Since February 2022, starting with the Incheon Ganseok branch, Homeplus has been converting major large marts into Homeplus Mega Food Markets focused on fresh foods. The converted Mega Food Market stores have seen annual sales increase by more than 20%. The online division has also exceeded annual sales of 1 trillion KRW over the past three years.
Homeplus stated, "Our goal is to continue growing as the best distribution company by securing solid competitiveness through selection and concentration, and the sale of Express is being considered within this context," adding, "We will continue to do our best to ensure employees' job stability and grow as a leading distribution company that benefits the public's daily lives."
Meanwhile, the Homeplus union held a "Protect Homeplus! Resolution Rally to Block Secret and Split Sales" in front of the D Tower in Gwanghwamun, Seoul, where MBK's office is located, strongly criticizing the company's plan to split and sell Homeplus Express.

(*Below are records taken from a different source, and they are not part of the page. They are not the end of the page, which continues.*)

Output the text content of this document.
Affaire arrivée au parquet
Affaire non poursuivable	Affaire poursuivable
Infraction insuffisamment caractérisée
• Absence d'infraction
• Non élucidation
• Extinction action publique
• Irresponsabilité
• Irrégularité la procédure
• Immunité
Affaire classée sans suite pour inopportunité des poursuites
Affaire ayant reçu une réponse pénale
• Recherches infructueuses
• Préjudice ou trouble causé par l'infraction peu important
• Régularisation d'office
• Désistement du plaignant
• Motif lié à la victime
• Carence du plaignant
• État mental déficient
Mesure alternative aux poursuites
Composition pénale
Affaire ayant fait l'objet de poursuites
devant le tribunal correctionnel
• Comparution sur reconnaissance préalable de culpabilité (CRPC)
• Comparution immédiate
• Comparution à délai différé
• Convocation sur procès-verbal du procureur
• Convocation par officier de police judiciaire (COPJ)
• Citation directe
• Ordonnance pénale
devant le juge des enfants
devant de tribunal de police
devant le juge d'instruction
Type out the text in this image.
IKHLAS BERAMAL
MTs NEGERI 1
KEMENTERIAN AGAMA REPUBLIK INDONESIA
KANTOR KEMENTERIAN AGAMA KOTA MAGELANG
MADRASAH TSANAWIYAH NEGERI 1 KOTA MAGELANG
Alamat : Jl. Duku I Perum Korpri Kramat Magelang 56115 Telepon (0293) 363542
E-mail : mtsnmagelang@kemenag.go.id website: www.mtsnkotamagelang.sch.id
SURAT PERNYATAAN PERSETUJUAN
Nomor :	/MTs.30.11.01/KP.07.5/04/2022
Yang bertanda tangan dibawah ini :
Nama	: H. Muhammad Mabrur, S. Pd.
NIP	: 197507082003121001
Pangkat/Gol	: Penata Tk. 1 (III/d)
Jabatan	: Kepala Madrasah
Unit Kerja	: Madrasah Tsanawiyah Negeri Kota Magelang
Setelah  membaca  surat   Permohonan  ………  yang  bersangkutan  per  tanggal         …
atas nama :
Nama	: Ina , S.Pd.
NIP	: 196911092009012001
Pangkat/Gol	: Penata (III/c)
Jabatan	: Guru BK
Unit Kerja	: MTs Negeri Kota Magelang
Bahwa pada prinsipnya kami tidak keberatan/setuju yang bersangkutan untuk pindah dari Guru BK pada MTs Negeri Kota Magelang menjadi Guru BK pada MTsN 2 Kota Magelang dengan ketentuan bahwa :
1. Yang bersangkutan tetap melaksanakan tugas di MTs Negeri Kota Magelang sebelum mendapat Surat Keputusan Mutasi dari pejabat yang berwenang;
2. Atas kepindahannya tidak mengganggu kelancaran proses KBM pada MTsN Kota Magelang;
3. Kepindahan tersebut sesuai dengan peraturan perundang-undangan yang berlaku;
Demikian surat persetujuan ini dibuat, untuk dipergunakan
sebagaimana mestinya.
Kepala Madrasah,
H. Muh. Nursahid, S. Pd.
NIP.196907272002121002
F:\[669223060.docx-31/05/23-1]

The union stated, "MBK acquired Homeplus in 2015 and attempted to exit after conducting real estate speculation rather than recovering investment funds for management normalization, but failed to exit due to changes in the distribution environment caused by COVID-19 and the high-interest era," adding, "Homeplus, which is sufficiently competitive in offline distribution, continues to incur net losses due to dividends on bank loans and redeemable convertible preferred shares (RCPS) despite generating operating profits because of MBK's management failure," and criticized, "MBK, a speculative private equity fund, is breaking apart Homeplus, which the public has nurtured, solely to recover investment funds, while telling employees to remain silent."
The union has announced a resolution rally for all union members next month, aiming for 1,000 participants.